To put it another way, belief in an “alien” reality underlying UFOs is as much a social movement as modern skepticism and its “I think, therefore it is not!” approach. This is because those of similar mind on a subject will likely gather together, and when allowed to run to their illogical extremes, run the unfortunate risk of producing a very dogmatic, faith-based approach to the study of a given subject. At its worst, this bears promise for a lack of objectivity, and an approach that is generally unscientific, despite any attempts to the contrary.
Thus, a range of new phenomena begin to emerge. Within the skeptic camp, the result has often been a move toward more “debunking” by individuals whose minds are already made up about the subjects they study at the outset of their “investigations”. This, rather famously, led sociologist and skeptic Marcello Truzzi to leave the Committee for Scientific Investigation of Claims of the Paranormal (CSICOP, now known as CSI) shortly after it was formed in 1976, due to the uncompromising stances of his fellow members. On the other side of the fence, from within the ranks of the “believer” camp, we find more and more reformed UFO advocates and “born again skeptics”, as I like to call them, who (like myself) have had to accept a vast change in our attitudes and perception about so-called UFO research, after spending many years of (frustrating) examination of data that, often times, is spurious at best.
That’s not to say that either side — belief (or advocacy, as some may prefer), or skepticism — is the way to absolute truth. I actually prefer a more agnostic, middle-of-the-road stance, in an effort not to be dismissive of good evidence that may be put forth by either position. However, straying too far in one direction or the other often leads to bias, just as well.

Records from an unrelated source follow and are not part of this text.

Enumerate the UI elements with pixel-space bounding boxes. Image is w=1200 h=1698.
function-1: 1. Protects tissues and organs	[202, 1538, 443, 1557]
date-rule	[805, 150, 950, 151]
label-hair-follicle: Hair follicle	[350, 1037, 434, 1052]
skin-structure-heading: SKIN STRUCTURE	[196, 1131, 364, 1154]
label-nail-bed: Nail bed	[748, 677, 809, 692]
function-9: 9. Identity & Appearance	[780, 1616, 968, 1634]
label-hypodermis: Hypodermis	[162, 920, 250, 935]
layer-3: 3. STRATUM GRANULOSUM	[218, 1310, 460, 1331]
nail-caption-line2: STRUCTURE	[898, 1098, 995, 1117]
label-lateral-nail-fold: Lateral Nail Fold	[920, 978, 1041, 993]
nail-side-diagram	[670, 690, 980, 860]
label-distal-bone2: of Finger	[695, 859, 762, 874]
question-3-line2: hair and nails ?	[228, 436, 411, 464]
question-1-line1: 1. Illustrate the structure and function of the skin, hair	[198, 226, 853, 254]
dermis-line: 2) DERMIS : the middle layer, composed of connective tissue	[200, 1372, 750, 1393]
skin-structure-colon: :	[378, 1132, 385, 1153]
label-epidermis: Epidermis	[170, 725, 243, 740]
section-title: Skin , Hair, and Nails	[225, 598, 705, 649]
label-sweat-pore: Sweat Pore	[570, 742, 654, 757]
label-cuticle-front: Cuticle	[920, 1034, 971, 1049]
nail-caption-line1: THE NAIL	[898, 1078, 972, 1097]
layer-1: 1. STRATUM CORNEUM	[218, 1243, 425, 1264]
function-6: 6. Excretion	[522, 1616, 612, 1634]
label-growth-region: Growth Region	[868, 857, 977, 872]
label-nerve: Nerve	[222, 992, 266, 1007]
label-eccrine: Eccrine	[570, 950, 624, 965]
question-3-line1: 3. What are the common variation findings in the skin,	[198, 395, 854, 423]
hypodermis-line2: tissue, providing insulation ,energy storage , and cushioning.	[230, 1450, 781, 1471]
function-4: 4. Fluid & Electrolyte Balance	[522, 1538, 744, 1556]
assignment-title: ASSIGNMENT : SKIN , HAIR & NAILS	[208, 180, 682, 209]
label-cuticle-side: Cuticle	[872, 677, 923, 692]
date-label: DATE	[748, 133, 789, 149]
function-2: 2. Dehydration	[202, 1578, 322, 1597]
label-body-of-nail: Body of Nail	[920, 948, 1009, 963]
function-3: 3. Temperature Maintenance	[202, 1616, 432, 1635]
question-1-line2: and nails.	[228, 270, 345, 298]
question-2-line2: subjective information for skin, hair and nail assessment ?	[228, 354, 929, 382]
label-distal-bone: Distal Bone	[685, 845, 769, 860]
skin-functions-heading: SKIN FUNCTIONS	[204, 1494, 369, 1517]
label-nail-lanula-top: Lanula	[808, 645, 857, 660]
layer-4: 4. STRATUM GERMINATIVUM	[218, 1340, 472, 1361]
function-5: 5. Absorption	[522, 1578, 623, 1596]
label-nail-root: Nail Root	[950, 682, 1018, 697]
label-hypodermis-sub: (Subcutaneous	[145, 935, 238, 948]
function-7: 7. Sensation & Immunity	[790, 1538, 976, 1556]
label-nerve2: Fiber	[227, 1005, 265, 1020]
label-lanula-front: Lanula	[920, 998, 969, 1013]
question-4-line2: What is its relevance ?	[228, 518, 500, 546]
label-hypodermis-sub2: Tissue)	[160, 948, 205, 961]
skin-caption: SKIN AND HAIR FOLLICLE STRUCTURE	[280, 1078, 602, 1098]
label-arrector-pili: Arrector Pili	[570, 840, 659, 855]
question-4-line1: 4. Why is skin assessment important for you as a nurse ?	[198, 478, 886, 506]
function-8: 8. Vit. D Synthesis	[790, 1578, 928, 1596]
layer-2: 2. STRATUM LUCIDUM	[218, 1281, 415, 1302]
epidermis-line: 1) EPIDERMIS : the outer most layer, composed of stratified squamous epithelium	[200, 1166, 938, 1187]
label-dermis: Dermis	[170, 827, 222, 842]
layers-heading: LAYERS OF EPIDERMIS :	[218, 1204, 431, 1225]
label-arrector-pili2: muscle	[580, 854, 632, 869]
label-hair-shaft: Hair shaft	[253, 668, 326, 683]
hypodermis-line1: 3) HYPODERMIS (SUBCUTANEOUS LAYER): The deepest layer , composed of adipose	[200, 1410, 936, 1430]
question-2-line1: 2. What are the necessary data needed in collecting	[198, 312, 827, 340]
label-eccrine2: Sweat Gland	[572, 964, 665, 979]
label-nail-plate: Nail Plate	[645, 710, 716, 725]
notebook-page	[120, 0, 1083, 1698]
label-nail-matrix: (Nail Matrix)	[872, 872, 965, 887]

Thus, while making a good case for what a UFO is (or is not) remains difficult, we could certainly employ science of sociology to make a strong case that belief systems can, and have influenced (perhaps negatively) the serious attempts at applying science to certain subjects. In this case, the subject would be UFOs, and although this observation is fundamental, it is my belief that it is important, on a much broader scale, and not just in terms of sociological studies, but in applying a bit of philosophical logic to the breakdown between people’s thoughts and attitudes. In other words, in the epistemological sense that Michael had suggested earlier, we’re asking “how we know what we think we know.”
This is the great role of philosophy: while some will continue to proclaim that it is a “dead” practice, its proponents and practitioners view it as an important system of “checks and balances”, that if not providing new discoveries itself, might at least help guide future scientific inquiry in positive ways.
Indeed, perhaps our predicament with things “outside” science has more to do with understanding why those things are deemed unknowable through science; and asking “why” is the fundamental job of the philosopher.